Responding to the findings, Children’s Commissioner Maggie Atkinson told BBC Radio 4 that the lack of contact with an ethnic community was problematic in itself: “It’s actually racist to think you know what they are feeling and how they’ll behave.”

In 2006 a report by Dr Angie Heal on violence and gun crime and its links with sexual exploitation and prostitution in South Yorkshire, found that “a number of workers in the town involved with the issue believed that one of the difficulties which prevented CSE being dealt with effectively was the ethnicity of the perpetrators”.

But this was not the first report that highlighted the ethnicity of those involved. A 2003 report by the same author found: “In Rotherham the local Asian community are reported to rarely speak about them [the perpetrators of sexual abuse].” The subject was taboo and local people were probably equally as frightened of the violent tendencies of the perpetrators as the young women they were abusing.

Dr Heal’s 2006 report described how the motivation of the men involved had now changed from personal gratification to seeking out “career and financial opportunities to young Asian men who got involved”.

In 2010 eight local men of Asian origin were tried on charges relating to four girls aged 12-16. Five were convicted.

Why wasn’t action taken?

So why did the local authorities not take more robust action to tackle the CSE problem in Rotherham?

The report notes that: “The Deputy Council Leader (2011-2014) from the Pakistani-heritage community was clear that he had not understood the scale of the CSE problem in Rotherham until 2013… He was one of the elected members who said they thought the criminal convictions in 2010 were a ‘one-off, isolated case’, and not an example of a more deep-rooted problem of Pakistani-heritage perpetrators targeting young white girls.”

It concludes: “This was at best naive, and at worst ignoring a politically inconvenient truth.”

On Wednesday, Police and Crime Commissioner Shaun Wright, who was responsible for childrens’ services in Rotherham from 2005 to 2010 when he was a Labour councillor, said that issues relating to culture and ethnicity had come as a “huge surprise” to him because he had not been made aware of the problems at the time.

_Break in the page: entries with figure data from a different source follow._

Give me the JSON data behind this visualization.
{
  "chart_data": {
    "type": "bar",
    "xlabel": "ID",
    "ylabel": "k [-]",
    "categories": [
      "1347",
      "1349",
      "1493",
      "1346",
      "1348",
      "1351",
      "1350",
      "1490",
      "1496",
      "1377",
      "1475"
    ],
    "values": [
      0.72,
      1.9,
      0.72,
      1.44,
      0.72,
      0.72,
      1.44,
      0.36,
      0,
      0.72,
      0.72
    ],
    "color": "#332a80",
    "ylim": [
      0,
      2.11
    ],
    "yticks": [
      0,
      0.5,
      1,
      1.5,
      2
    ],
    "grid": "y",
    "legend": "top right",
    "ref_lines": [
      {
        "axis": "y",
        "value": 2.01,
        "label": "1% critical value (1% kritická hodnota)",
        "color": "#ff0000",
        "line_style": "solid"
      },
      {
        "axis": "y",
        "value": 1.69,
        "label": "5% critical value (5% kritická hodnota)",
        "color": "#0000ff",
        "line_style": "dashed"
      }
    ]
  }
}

Mr Wright refused calls for his resignation, despite being suspended from the Labour party.

Read more from Gary Gibbon: "It must be a question of time before Mr Wright takes the hint"

In August 2013 South Yorkshire Police set up Operation Clover. There are currently 12 officers investigating CSE in Rotherham – speaking to a number of people involved to determine if they were victims or witnesses. It is not know how many victims there are.

Fears of racism

The ethnicity of those involved in exploitative activity was known to workers on the ground, but the report found that “those who had involvement in CSE were acutely aware of these [ethnic] issues and recalled a general nervousness in the earlier years about discussing them, for fear of being thought racist”.

The reticence was not always self-imposed: “Several staff described their nervousness about identifying the ethnic origins of perpetrators for fear of being thought racist; others remembered clear direction from their managers not to do so.”

Professor Jay’s report concedes that concerns expressed by several councillors that raising the issue of ethnicity could be “giving oxygen” to racist perspectives that could attract extremist political groups and threaten community cohesion were valid to some extent, given the targeting of Rotherham by groups such as the English Defence League.

Journalist Andrew Norfolk, whose long-running Times newspaper investigation into CSE in Rotherham has triggered police and council investigations, wrote that “the council’s safeguarding children board tried to avoid making public a serious case review into the death of 17-year-old Laura Wilson. When forced to do so, it redacted the report, concealing information about the ethnicity of adults who had been suspected of grooming her for sex from the age of 11”.

Andrew Norfolk’s article also describes how the council chose, at some expense, to seek a high court injunction to ban the publication of information about care workers’ knowledge of Laura Wilson’s involvement with “Asian men”. The council reportedly dropped the action after the intervention of then education secretary Michael Gove.